Густав Кепке, рурский рабочий, выходец из коммунистической семьи, сам ставший коммунистом после войны, вспоминал: «Между нашими рабочими окраинами и «Гитлерюгендом» не было ни малейшего противоречия… Форма «Гитлерюгенда» — одно из положительных воспоминаний о детстве».
Эта попытка свести вместе немцев из семей с разным социальным положением, уровнем образования и родом деятельности произвела глубокое впечатление на многих молодых немцев. «Создание народного единства, в котором рабочие станут неотъемлемой частью, — вспоминал Фридрих Группе, — конец разрушительной классовой борьбы, реализация принципа главенства общего блага над личным — разве не были эти идеи революционными по сравнению с тем, что было у нас прежде?» Служить делу народного единства, жить среди товарищей, верить в германский народ и его вождя Гитлера — эти идеалы вдалбливались в умы и души немецкой молодежи. «Наша свобода — служба» — эти слова из песни «Гитлерюгенда» отражали идеал служения обществу вплоть до самой смерти. Как признавался Групе, едва ли не в каждой песне, которую распевали члены «Гитлерюгенда», восхвалялась смерть на службе обществу. «Смейтесь, товарищи, — утверждалось в одной из них. — Наша смерть станет праздником». И почему же? «Германия должна жить, даже если мы умрем, — пелось в припеве. — Мы посвящаем свою смерть тебе как скромный дар». Эти песни не были пустым церемониалом. «Мы верили в новое общество, свободное от классовых противоречий, объединенное братством во главе с избранным нами фюрером, национальное и социалистическое», — утверждал Групе. Более того, он, как и многие представители того поколения, был уверен: «Это новое общество должно было вырасти из молодежного движения. Наша борьба в первую очередь была направлена против спекулирующих плутократов и тщеславных, эгоистичных буржуазных материалистов». Девиз группы, в которую входил Групе, звучал так: «Долой внешние проявления классового снобизма. Мы все — товарищи!»

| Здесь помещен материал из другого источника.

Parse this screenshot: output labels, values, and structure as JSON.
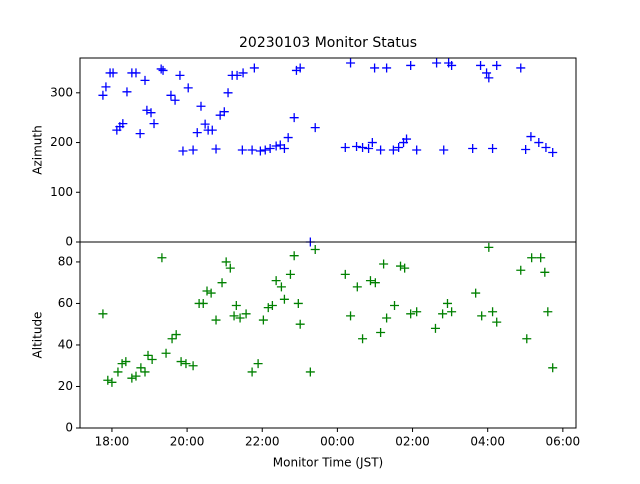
{
  "chart_data": [
    {
      "type": "scatter",
      "title": "20230103 Monitor Status",
      "ylabel": "Azimuth",
      "color": "#0000ff",
      "marker": "+",
      "xlim": [
        17.15,
        30.35
      ],
      "ylim": [
        0,
        370
      ],
      "yticks": [
        0,
        100,
        200,
        300
      ],
      "x": [
        17.76,
        17.84,
        17.95,
        18.03,
        18.13,
        18.21,
        18.29,
        18.4,
        18.53,
        18.64,
        18.75,
        18.88,
        18.93,
        19.04,
        19.12,
        19.31,
        19.36,
        19.57,
        19.68,
        19.81,
        19.89,
        20.03,
        20.16,
        20.27,
        20.37,
        20.48,
        20.56,
        20.67,
        20.77,
        20.88,
        20.99,
        21.09,
        21.2,
        21.33,
        21.49,
        21.47,
        21.79,
        21.73,
        21.95,
        22.08,
        22.21,
        22.37,
        22.48,
        22.59,
        22.69,
        22.85,
        22.91,
        23.01,
        23.28,
        23.41,
        24.21,
        24.35,
        24.51,
        24.67,
        24.83,
        24.93,
        24.99,
        25.15,
        25.31,
        25.49,
        25.63,
        25.76,
        25.84,
        25.95,
        26.11,
        26.64,
        26.83,
        26.96,
        27.04,
        27.6,
        27.81,
        27.97,
        28.03,
        28.13,
        28.24,
        28.88,
        29.01,
        29.15,
        29.36,
        29.55,
        29.73
      ],
      "values": [
        295,
        312,
        340,
        340,
        225,
        232,
        238,
        302,
        340,
        340,
        218,
        325,
        265,
        260,
        238,
        348,
        345,
        295,
        285,
        335,
        183,
        310,
        185,
        220,
        273,
        237,
        225,
        225,
        187,
        255,
        262,
        300,
        335,
        335,
        340,
        185,
        350,
        185,
        183,
        185,
        188,
        193,
        195,
        188,
        210,
        250,
        345,
        350,
        0,
        230,
        190,
        360,
        192,
        190,
        188,
        200,
        350,
        185,
        350,
        185,
        190,
        200,
        207,
        355,
        185,
        360,
        185,
        360,
        355,
        188,
        355,
        340,
        330,
        188,
        355,
        350,
        186,
        212,
        200,
        190,
        180
      ]
    },
    {
      "type": "scatter",
      "ylabel": "Altitude",
      "xlabel": "Monitor Time (JST)",
      "color": "#008000",
      "marker": "+",
      "xlim": [
        17.15,
        30.35
      ],
      "ylim": [
        0,
        89.6
      ],
      "yticks": [
        0,
        20,
        40,
        60,
        80
      ],
      "xticks": [
        {
          "value": 18,
          "label": "18:00"
        },
        {
          "value": 20,
          "label": "20:00"
        },
        {
          "value": 22,
          "label": "22:00"
        },
        {
          "value": 24,
          "label": "00:00"
        },
        {
          "value": 26,
          "label": "02:00"
        },
        {
          "value": 28,
          "label": "04:00"
        },
        {
          "value": 30,
          "label": "06:00"
        }
      ],
      "x": [
        17.76,
        17.89,
        18.0,
        18.16,
        18.27,
        18.37,
        18.53,
        18.64,
        18.77,
        18.88,
        18.96,
        19.07,
        19.33,
        19.44,
        19.6,
        19.71,
        19.84,
        19.97,
        20.16,
        20.32,
        20.43,
        20.53,
        20.64,
        20.77,
        20.93,
        21.04,
        21.15,
        21.25,
        21.31,
        21.41,
        21.57,
        21.73,
        21.89,
        22.03,
        22.16,
        22.27,
        22.37,
        22.51,
        22.59,
        22.75,
        22.85,
        22.96,
        23.01,
        23.28,
        23.41,
        24.21,
        24.35,
        24.53,
        24.67,
        24.88,
        25.01,
        25.15,
        25.23,
        25.31,
        25.52,
        25.68,
        25.79,
        25.95,
        26.11,
        26.61,
        26.8,
        26.93,
        27.04,
        27.68,
        27.84,
        28.03,
        28.13,
        28.24,
        28.88,
        29.04,
        29.17,
        29.41,
        29.52,
        29.6,
        29.73
      ],
      "values": [
        55,
        23,
        22,
        27,
        31,
        32,
        24,
        25,
        29,
        27,
        35,
        33,
        82,
        36,
        43,
        45,
        32,
        31,
        30,
        60,
        60,
        66,
        65,
        52,
        70,
        80,
        77,
        54,
        59,
        53,
        55,
        27,
        31,
        52,
        58,
        59,
        71,
        68,
        62,
        74,
        83,
        60,
        50,
        27,
        86,
        74,
        54,
        68,
        43,
        71,
        70,
        46,
        79,
        53,
        59,
        78,
        77,
        55,
        56,
        48,
        55,
        60,
        56,
        65,
        54,
        87,
        56,
        51,
        76,
        43,
        82,
        82,
        75,
        56,
        29
      ]
    }
  ]
}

Как и предвидел Гитлер, Служба труда (РАД) казалась многим юношам «воплощением в жизнь идеи народного единства», как отзывался о ней Групе. «Каждый должен был работать лопатой на немецкой земле, каждый становился рабочим, принадлежащим к великому национальному сообществу, стоящему выше чинов, статуса и классов… Это было живое товарищество». Такой энтузиазм не был простым проявлением романтизма, поскольку в 1937 году, отбывая повинность в РАД, Групе писал:
«Это сообщество рабочих людей по-своему уникально. Мы, представители всех слоев общества, собрались здесь вместе… Мы часто поем песню, которая характеризует новую обязательную трудовую службу Третьего рейха: «Вчера нас разделяли классы и чины, вчера мы избегали друг друга, а сегодня мы вместе роем песок, верно исполняя указание фюрера».
Благодаря совместно переносимым тяготам в нас быстро растет чувство товарищества… Мы испытываем здесь то чувство, которое мы понимаем под национальным единением. И мы приводим в действие нашу идею национал-социализма: мы все едины в служении своему народу, никого не спрашивают о происхождении или классовой принадлежности, богат он или беден… Снобизм, классовое сознание, зависть и леность остаются в прошлом. Именно таков путь от «я» до «мы».
Будучи в молодости явным сторонником нацизма, Групе указывает на притягательную силу понятия национального единства, рассказывая в своем дневнике об эпизоде, демонстрирующем энтузиазм, который порождала эта идея:
«Возбуждение охватило и тех, кто явно не верил в национал-социализм. Совсем недавно один из моих товарищей по комнате, открыто признававший, что до сих пор остается коммунистом, признался, что он никогда и ни за что не станет частью нашего «народного единства». Потом, как и раньше, не будет никаких сомнений в реальности классовой борьбы… Но теперь, на обратном пути в специальном поезде, наполненном радостным гулом, он тоже вставил в петлицу цветок и, судя по всему, очень растроган. И я спросил его: «Теперь ты почувствовал его — национал-социалистское «народное единство»?»
Групе, как и многие молодые немцы, видел в Имперской службе труда воплощение подлинного социализма, при котором все носили одинаковую форму и выполняли одинаковую работу на службе народу. Но, насколько характерной была эмоциональная приверженность Групе идее национального единения, остается лишь гадать. Успех «Гитлерюгенда» в идеологической обработке молодежи в духе нацизма, вероятно, оказался не столь прочным, как рассчитывали его создатели. Качество руководства в «Гитлерюгенде» было в целом низким, и война усугубила проблему оттока из организации одаренных командиров отделений. Тем не менее «Гитлерюгенд» и РАД, безусловно, способствовали усилению качеств, ценных для нацистов: чувства товарищества, готовности к самопожертвованию, верности, чувства долга, чести, выносливости, храбрости, повиновения и, пожалуй, в какой-то степени презрения к тем, кто находился за пределами сообщества.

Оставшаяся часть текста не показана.